Wirtschaftsklima in EU im Juli um 0,8 Punkte verbessert
Brüssel/Wien (APA) - Das Wirtschaftsklima in der EU hat sich im Juli gegenüber dem Vormonat um 0,8 Punkte verbessert (von 111,3 auf 112,1 Pu...
Brüssel/Wien (APA) - Das Wirtschaftsklima in der EU hat sich im Juli gegenüber dem Vormonat um 0,8 Punkte verbessert (von 111,3 auf 112,1 Punkte). Den Höchstwert hatte die Europäische Union im Mai 2000 mit 117,4 Punkten erreicht.
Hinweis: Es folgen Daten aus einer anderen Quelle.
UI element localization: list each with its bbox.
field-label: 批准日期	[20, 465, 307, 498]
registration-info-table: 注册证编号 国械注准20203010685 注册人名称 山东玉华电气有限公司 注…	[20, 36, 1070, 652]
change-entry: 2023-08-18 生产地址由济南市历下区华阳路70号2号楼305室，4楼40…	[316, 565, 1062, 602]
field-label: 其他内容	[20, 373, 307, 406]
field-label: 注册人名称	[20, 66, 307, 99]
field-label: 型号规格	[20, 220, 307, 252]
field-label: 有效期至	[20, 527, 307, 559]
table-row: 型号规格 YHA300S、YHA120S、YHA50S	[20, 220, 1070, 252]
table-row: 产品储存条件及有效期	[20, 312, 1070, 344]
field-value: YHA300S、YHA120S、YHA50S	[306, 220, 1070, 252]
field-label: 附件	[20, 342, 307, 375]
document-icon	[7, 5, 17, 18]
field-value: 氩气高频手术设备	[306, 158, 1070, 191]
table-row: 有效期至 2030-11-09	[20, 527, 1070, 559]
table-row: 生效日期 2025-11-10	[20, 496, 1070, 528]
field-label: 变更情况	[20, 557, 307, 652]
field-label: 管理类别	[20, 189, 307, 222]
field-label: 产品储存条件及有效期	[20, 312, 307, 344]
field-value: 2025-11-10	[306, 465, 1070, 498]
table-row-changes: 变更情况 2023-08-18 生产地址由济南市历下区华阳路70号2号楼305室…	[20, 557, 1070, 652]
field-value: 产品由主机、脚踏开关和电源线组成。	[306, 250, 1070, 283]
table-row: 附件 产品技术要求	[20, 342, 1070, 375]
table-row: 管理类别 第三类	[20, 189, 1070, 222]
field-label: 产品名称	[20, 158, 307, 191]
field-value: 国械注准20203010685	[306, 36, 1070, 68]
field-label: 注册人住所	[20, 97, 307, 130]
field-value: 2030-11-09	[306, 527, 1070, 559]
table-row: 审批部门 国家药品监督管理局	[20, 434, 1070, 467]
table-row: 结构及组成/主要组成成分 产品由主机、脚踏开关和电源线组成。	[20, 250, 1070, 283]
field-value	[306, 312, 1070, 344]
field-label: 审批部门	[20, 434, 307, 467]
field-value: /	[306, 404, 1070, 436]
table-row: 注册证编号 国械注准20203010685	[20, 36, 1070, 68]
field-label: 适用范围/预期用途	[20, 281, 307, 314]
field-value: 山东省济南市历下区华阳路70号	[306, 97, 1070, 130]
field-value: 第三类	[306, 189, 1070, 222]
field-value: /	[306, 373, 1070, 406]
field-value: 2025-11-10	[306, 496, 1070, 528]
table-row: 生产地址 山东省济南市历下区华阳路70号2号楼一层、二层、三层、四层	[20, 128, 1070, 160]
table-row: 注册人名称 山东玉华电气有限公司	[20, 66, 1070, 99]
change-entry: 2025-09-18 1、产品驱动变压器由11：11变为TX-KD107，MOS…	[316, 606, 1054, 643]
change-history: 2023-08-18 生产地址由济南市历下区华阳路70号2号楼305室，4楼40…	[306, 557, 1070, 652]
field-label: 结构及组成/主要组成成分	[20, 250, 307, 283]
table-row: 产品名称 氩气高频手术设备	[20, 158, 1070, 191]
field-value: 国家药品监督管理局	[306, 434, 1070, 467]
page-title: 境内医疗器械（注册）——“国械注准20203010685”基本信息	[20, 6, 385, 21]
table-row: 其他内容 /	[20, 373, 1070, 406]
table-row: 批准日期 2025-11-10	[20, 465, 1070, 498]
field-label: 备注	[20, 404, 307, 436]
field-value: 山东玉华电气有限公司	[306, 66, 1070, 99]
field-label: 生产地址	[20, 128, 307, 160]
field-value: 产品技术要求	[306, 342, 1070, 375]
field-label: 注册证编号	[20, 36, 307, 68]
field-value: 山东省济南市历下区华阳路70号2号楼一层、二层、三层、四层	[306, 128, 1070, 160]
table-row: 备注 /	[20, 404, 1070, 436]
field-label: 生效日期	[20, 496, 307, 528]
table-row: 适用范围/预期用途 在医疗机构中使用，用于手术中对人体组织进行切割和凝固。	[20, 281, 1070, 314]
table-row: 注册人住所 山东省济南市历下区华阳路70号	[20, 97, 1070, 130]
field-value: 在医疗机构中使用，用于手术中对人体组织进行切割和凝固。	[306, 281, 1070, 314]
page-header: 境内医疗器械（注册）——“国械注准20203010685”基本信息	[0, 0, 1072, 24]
Nach dem Einbruch in Folge der Wirtschaftskrise ging es in den letzten Jahren aber wieder klar bergauf. Im August des Vorjahres hatte der Wert noch lediglich 103,5 Punkte betragen.
Wie aus Daten der EU-Kommission vom Freitag weiter hervorgeht, konnte sich die Eurozone nur um 0,1 Punkte (von 111,1 auf 111,2 Punkte) steigern. Von den einzelnen Staaten wies Griechenland mit einer Erhöhung um 4,2 Punkte (von 94,0 auf 98,2 Punkte) das stärkste Plus auf, gefolgt von Großbritannien, das trotz der unklaren Brexit-Verhandlungen einen Anstieg um 3,9 Punkte (von 109,3 auf 113,2 Punkte) einfahren konnte.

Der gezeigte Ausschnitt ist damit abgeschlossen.